Progressiv werden

Progressiv werden?!

Progressiv sein ist chic und in allen Lebensbereichen erwünscht, z. T. sogar erforderlich. Wer spricht heute noch von einem 386er PC? Oder von der Mode der 90er Jahre? Wen interessieren noch Lernmethoden von Pestalozzi?

Und wir Christen? Bleibt bei uns alles beim Alten? Mit "Ja, zum Glück" und ,.Nein, hoffentlich nicht" könnte man diese Frage zweiseitig beantworten:

Ja, denn zu unserm Glück bleiben Gottes Wort und Gottes Wahrheit ewig unverändert und ewig gültig, auch im dritten Jahrtausend nach Christus (PS 119,89)! Herrlich, in einer Umgebung mit immer weniger verbindlichen Maßstäben auf dieses Wort Gottes sein Lebenshaus bauen zu können um dann .,fest, unbeweglich" zu sein (1.Kor. 15.58)!

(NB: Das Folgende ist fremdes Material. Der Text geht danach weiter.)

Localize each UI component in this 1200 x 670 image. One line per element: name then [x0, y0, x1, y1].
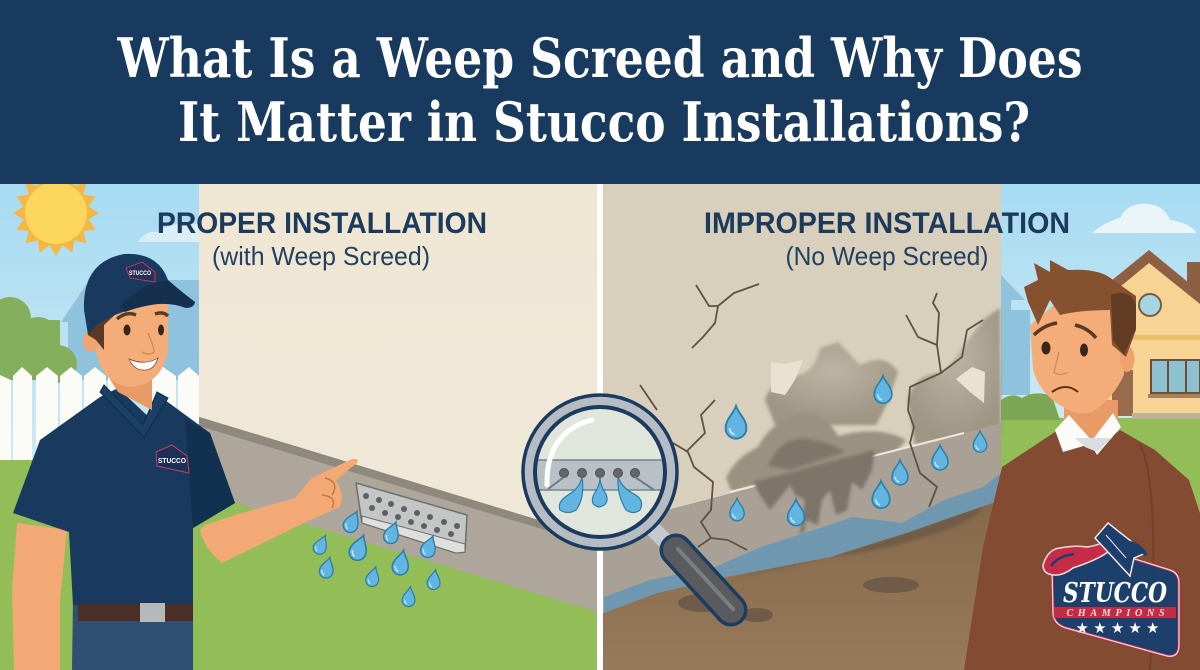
- cloud: [138, 224, 199, 242]
- nose: [142, 333, 154, 354]
- title banner: It Matter in Stucco Installations?: [178, 90, 1030, 154]
- stars: ★★★★★: [1076, 619, 1160, 637]
- subheading: (with Weep Screed): [212, 241, 430, 271]
- soil: [603, 500, 1001, 670]
- badge: [1052, 548, 1179, 656]
- lens: [530, 400, 670, 545]
- polo shirt: [13, 388, 235, 605]
- swoosh: [1043, 540, 1108, 575]
- hair: [88, 315, 114, 350]
- pointing arm: [200, 459, 358, 563]
- water drops from screed: [311, 508, 442, 607]
- sky and yard: [0, 184, 600, 670]
- inner ring: [535, 407, 665, 537]
- magnifying glass: [523, 395, 733, 610]
- shirt logo: [156, 445, 189, 473]
- house: [1107, 250, 1200, 419]
- eyebrows: [1034, 323, 1096, 338]
- heading: improper installation: IMPROPER INSTALLATION: [704, 207, 1070, 240]
- wet soil stain: [678, 505, 985, 622]
- beige wall: [199, 184, 598, 538]
- cap: STUCCO: [129, 271, 151, 277]
- belt: [78, 604, 193, 621]
- rim: [523, 395, 677, 549]
- ear: [83, 330, 99, 352]
- hair: [1024, 260, 1136, 357]
- water line: [604, 473, 1001, 613]
- trowel: [1095, 523, 1146, 576]
- smile: [129, 358, 158, 370]
- heading: proper installation: PROPER INSTALLATION: [157, 207, 487, 240]
- eyes: [1042, 342, 1050, 354]
- frown: [1052, 387, 1078, 392]
- weep screed strip: [356, 483, 467, 553]
- neck: [1064, 400, 1118, 450]
- sweater: [964, 430, 1200, 670]
- stucco damage patches: [726, 308, 1001, 492]
- handle: [650, 526, 733, 610]
- ear: [1120, 346, 1134, 372]
- cloud: [1092, 204, 1197, 233]
- shirt logo: STUCCO: [158, 458, 187, 465]
- panel: proper installation: [0, 170, 600, 670]
- cap: [84, 254, 195, 335]
- head: [96, 304, 168, 387]
- damp drip stains: [753, 450, 875, 533]
- foundation: [199, 417, 598, 612]
- trousers: [72, 600, 193, 670]
- head: [1030, 300, 1124, 413]
- damp foundation: [603, 423, 1001, 620]
- neck: [108, 378, 152, 410]
- water drops in wall: [726, 376, 987, 526]
- red band: [1054, 607, 1176, 618]
- cracks: [640, 284, 983, 550]
- eyes: [124, 324, 130, 336]
- seam highlight: [730, 433, 964, 492]
- picket fence: [0, 367, 199, 460]
- subheading: (No Weep Screed): [786, 241, 988, 271]
- center divider: [597, 184, 603, 670]
- collar: [1055, 413, 1121, 455]
- buckle: [140, 603, 165, 622]
- sky and yard: [1001, 184, 1200, 513]
- logo: stucco champions: [1043, 523, 1179, 656]
- brand name: STUCCO: [1063, 578, 1167, 609]
- left arm: [12, 523, 67, 670]
- homeowner: [964, 260, 1200, 670]
- tagline: CHAMPIONS: [1066, 608, 1165, 619]
- icon: sun: [13, 184, 99, 256]
- eyebrows: [117, 313, 168, 319]
- title banner: [0, 0, 1200, 184]
- nose: [1054, 352, 1068, 374]
- panel: improper installation: [603, 184, 1200, 670]
- peeled plaster: [771, 360, 985, 403]
- worker: [12, 254, 358, 670]
- damaged wall: [603, 184, 1001, 527]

Nein, hoffentlich nicht! „Stufenweise fortschreitend, sich entwickelnd", so beschreibt der Duden (Band 5, S. 638) das Fremdwort „progressiv". Und so werden auch im NT immer wieder Appelle an uns Christen gerichtet, zu wachsen. Lasst uns deshalb nachdenken, wie wir im persönlichen und gemeinsamen Leben als Christen Fortschritte machen können.

1)"Progressiv" in der Erkenntnis des Herrn Jesus

Der Apostel Petrus setzt an das Ende seiner beiden Briefe ein herrliches Schlußsignal: "Wachst aber in der Gnade und Erkenntnis unseres Herrn und Heilandes Jesus Christus" (2. Petr. 3.18). Jeder Christ wird hier aufgefordert zu wachsen. Doch wie funktioniert das eigentlich mit dem .,Den-Herrn-Jesus-näher-kennenlernen" bei uns, oder warum klappt es manchmal nicht (mehr)?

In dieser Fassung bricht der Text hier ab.